Bright Light’s Plexiglas® sheet diffuser and boxy frame, made from birch plywood and painted white, house two 36 watt TC bulbs whose temperature reaches up to 4000K. “The right material choices were part of the design process,” says Kokkonen. “But in the end, the aim to attain the best quality of light itself was so demanding that the final formal result had to include a frame that represents a brightly lit white surface that could visually play with a piece of furniture.” When not in use for therapeutic purposes, the dimmable fixture can be turned down and used as an ordinary table or low floor lamp.

Carsten Jörgensen also wanted his new air care product line for Serene House to fit in any space by blending into the background. The longtime Creative Director at Bodum had plenty of experience designing coffeemakers and teapots, but was new at creating objects aimed at improving our wellbeing. “Unlike kitchen wares, the products in this collection do not have a direct functional role,” says Jörgensen. His goal was to achieve an uncluttered, minimal aesthetic that would cross cultures and tastes and look good in homes, spas, hotel rooms and office spaces.

Serene House was recently launched to fulfill the increasing demand for fresh and healthy air to breathe, to counterbalance the stress and pollution of our fast paced urban environments. Combining scent and sound in visually appealing devices, the “scentilizers” as the company calls them, go beyond the scope of ordinary air humidifiers to act as non-medical nebulizers. Rather than administering medication, the mist cleans the air.

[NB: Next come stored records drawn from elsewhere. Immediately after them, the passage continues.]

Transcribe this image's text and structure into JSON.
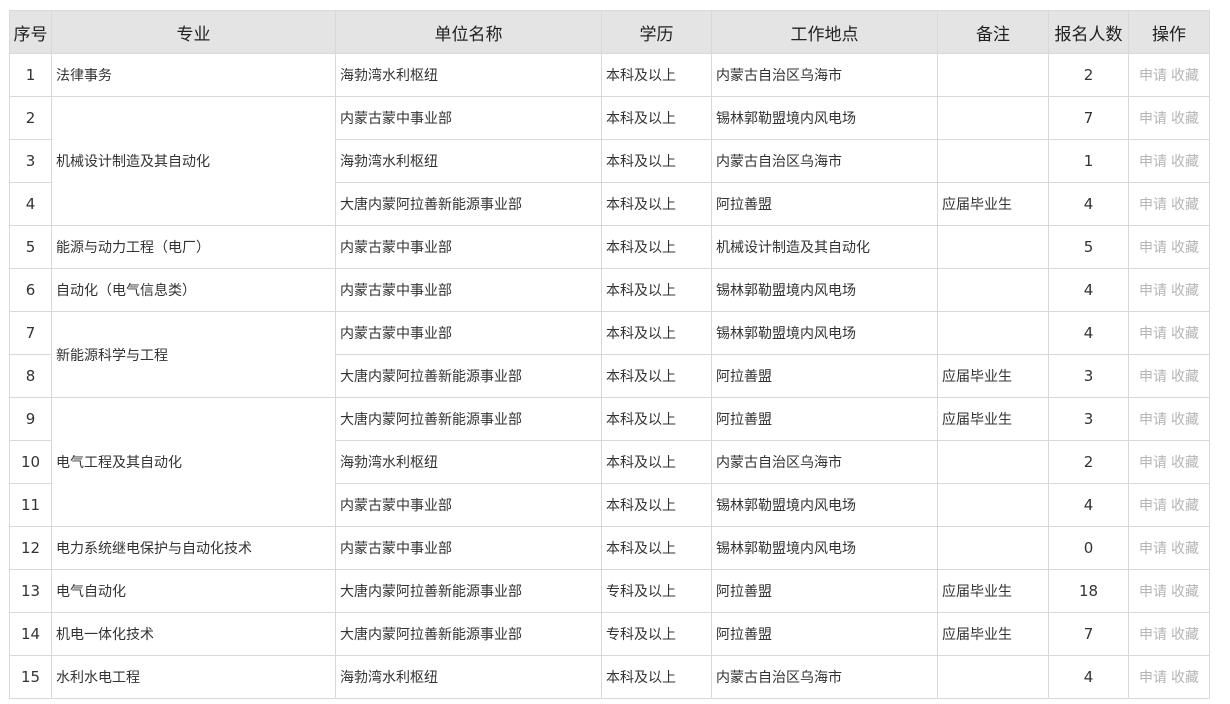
{
  "headers": {
    "idx": "序号",
    "major": "专业",
    "unit": "单位名称",
    "edu": "学历",
    "loc": "工作地点",
    "note": "备注",
    "count": "报名人数",
    "ops": "操作"
  },
  "actions": {
    "apply": "申请",
    "fav": "收藏"
  },
  "rows": [
    {
      "idx": "1",
      "major": "法律事务",
      "unit": "海勃湾水利枢纽",
      "edu": "本科及以上",
      "loc": "内蒙古自治区乌海市",
      "note": "",
      "count": "2"
    },
    {
      "idx": "2",
      "major": "机械设计制造及其自动化",
      "unit": "内蒙古蒙中事业部",
      "edu": "本科及以上",
      "loc": "锡林郭勒盟境内风电场",
      "note": "",
      "count": "7"
    },
    {
      "idx": "3",
      "unit": "海勃湾水利枢纽",
      "edu": "本科及以上",
      "loc": "内蒙古自治区乌海市",
      "note": "",
      "count": "1"
    },
    {
      "idx": "4",
      "unit": "大唐内蒙阿拉善新能源事业部",
      "edu": "本科及以上",
      "loc": "阿拉善盟",
      "note": "应届毕业生",
      "count": "4"
    },
    {
      "idx": "5",
      "major": "能源与动力工程（电厂）",
      "unit": "内蒙古蒙中事业部",
      "edu": "本科及以上",
      "loc": "机械设计制造及其自动化",
      "note": "",
      "count": "5"
    },
    {
      "idx": "6",
      "major": "自动化（电气信息类）",
      "unit": "内蒙古蒙中事业部",
      "edu": "本科及以上",
      "loc": "锡林郭勒盟境内风电场",
      "note": "",
      "count": "4"
    },
    {
      "idx": "7",
      "major": "新能源科学与工程",
      "unit": "内蒙古蒙中事业部",
      "edu": "本科及以上",
      "loc": "锡林郭勒盟境内风电场",
      "note": "",
      "count": "4"
    },
    {
      "idx": "8",
      "unit": "大唐内蒙阿拉善新能源事业部",
      "edu": "本科及以上",
      "loc": "阿拉善盟",
      "note": "应届毕业生",
      "count": "3"
    },
    {
      "idx": "9",
      "major": "电气工程及其自动化",
      "unit": "大唐内蒙阿拉善新能源事业部",
      "edu": "本科及以上",
      "loc": "阿拉善盟",
      "note": "应届毕业生",
      "count": "3"
    },
    {
      "idx": "10",
      "unit": "海勃湾水利枢纽",
      "edu": "本科及以上",
      "loc": "内蒙古自治区乌海市",
      "note": "",
      "count": "2"
    },
    {
      "idx": "11",
      "unit": "内蒙古蒙中事业部",
      "edu": "本科及以上",
      "loc": "锡林郭勒盟境内风电场",
      "note": "",
      "count": "4"
    },
    {
      "idx": "12",
      "major": "电力系统继电保护与自动化技术",
      "unit": "内蒙古蒙中事业部",
      "edu": "本科及以上",
      "loc": "锡林郭勒盟境内风电场",
      "note": "",
      "count": "0"
    },
    {
      "idx": "13",
      "major": "电气自动化",
      "unit": "大唐内蒙阿拉善新能源事业部",
      "edu": "专科及以上",
      "loc": "阿拉善盟",
      "note": "应届毕业生",
      "count": "18"
    },
    {
      "idx": "14",
      "major": "机电一体化技术",
      "unit": "大唐内蒙阿拉善新能源事业部",
      "edu": "专科及以上",
      "loc": "阿拉善盟",
      "note": "应届毕业生",
      "count": "7"
    },
    {
      "idx": "15",
      "major": "水利水电工程",
      "unit": "海勃湾水利枢纽",
      "edu": "本科及以上",
      "loc": "内蒙古自治区乌海市",
      "note": "",
      "count": "4"
    }
  ]
}
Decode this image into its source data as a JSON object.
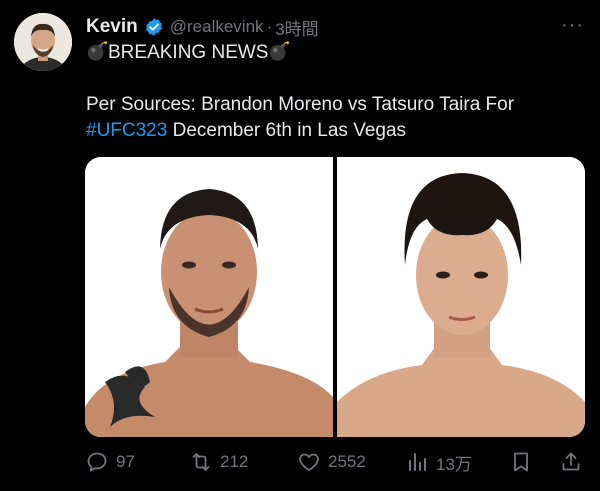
{
  "tweet": {
    "author_name": "Kevin",
    "handle": "@realkevink",
    "separator": "·",
    "time": "3時間",
    "more_label": "···",
    "headline": "BREAKING NEWS",
    "body_prefix": "Per Sources: Brandon Moreno vs Tatsuro Taira For",
    "hashtag": "#UFC323",
    "body_suffix": "December 6th in Las Vegas"
  },
  "actions": {
    "replies": "97",
    "reposts": "212",
    "likes": "2552",
    "views": "13万"
  },
  "colors": {
    "background": "#000000",
    "text": "#e7e9ea",
    "muted": "#71767b",
    "link": "#1d9bf0",
    "verified": "#1d9bf0"
  }
}
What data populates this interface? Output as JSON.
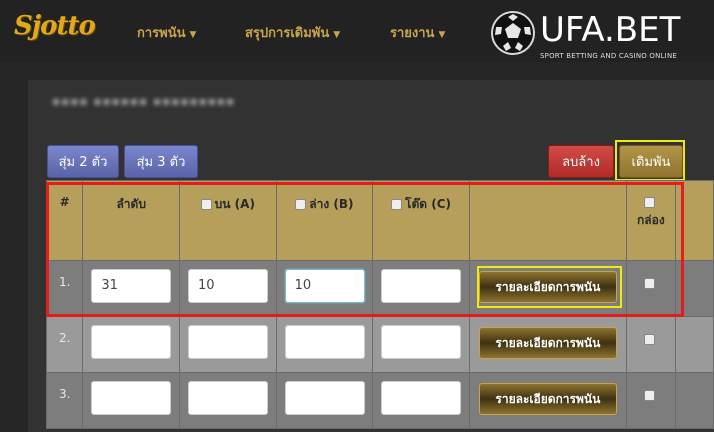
{
  "brand": {
    "logo_text": "Sjotto"
  },
  "nav": {
    "items": [
      {
        "label": "การพนัน",
        "caret": "▼"
      },
      {
        "label": "สรุปการเดิมพัน",
        "caret": "▼"
      },
      {
        "label": "รายงาน",
        "caret": "▼"
      }
    ]
  },
  "partner": {
    "name": "UFA.BET",
    "tagline": "SPORT BETTING AND CASINO ONLINE",
    "icon": "soccer-ball-icon"
  },
  "panel": {
    "title_blurred": "▪▪▪▪ ▪▪▪▪▪▪ ▪▪▪▪▪▪▪▪▪"
  },
  "toolbar": {
    "random2_label": "สุ่ม 2 ตัว",
    "random3_label": "สุ่ม 3 ตัว",
    "clear_label": "ลบล้าง",
    "bet_label": "เดิมพัน"
  },
  "table": {
    "headers": {
      "index": "#",
      "sequence": "ลำดับ",
      "top": "บน (A)",
      "bottom": "ล่าง (B)",
      "tod": "โต๊ด (C)",
      "detail": "",
      "box": "กล่อง"
    },
    "detail_button_label": "รายละเอียดการพนัน",
    "rows": [
      {
        "index": "1.",
        "sequence": "31",
        "top": "10",
        "bottom": "10",
        "tod": ""
      },
      {
        "index": "2.",
        "sequence": "",
        "top": "",
        "bottom": "",
        "tod": ""
      },
      {
        "index": "3.",
        "sequence": "",
        "top": "",
        "bottom": "",
        "tod": ""
      }
    ]
  },
  "colors": {
    "accent_gold": "#b59f5b",
    "highlight_red": "#e51c1c",
    "highlight_yellow": "#f1e90e"
  }
}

According to Jörgensen, a small vibration mechanism atomizes water droplets on the unit, causing dust particles to drop to the floor.

With a selection of fragrances and essential oils, and built-in music players, the objects go a step further to address our emotional needs as well, though Jörgensen himself was skeptical at first about its effectiveness. “Three years ago before I started working on this project, I would never have thought to use a product like this,” he recalls. “Now I keep a small unit on my table. It helps me work more efficiently, especially when I’m up late. Western cultures have forgotten how important fragrance is, but in Ancient Rome, for instance, official buildings had their own scent. For me, the fragrance releases memories and lifts my mood.” Jörgensen and his team are currently developing similar units to go inside cars, where pollution is high, as well as more sophisticated ones for use in much larger spaces.

Kokkonen also hopes to continue what he has begun with Artek’s Bright Light. “There is so much development and fine tuning to be done with health-related products that have to address sensitive performance and behavior-related qualities.”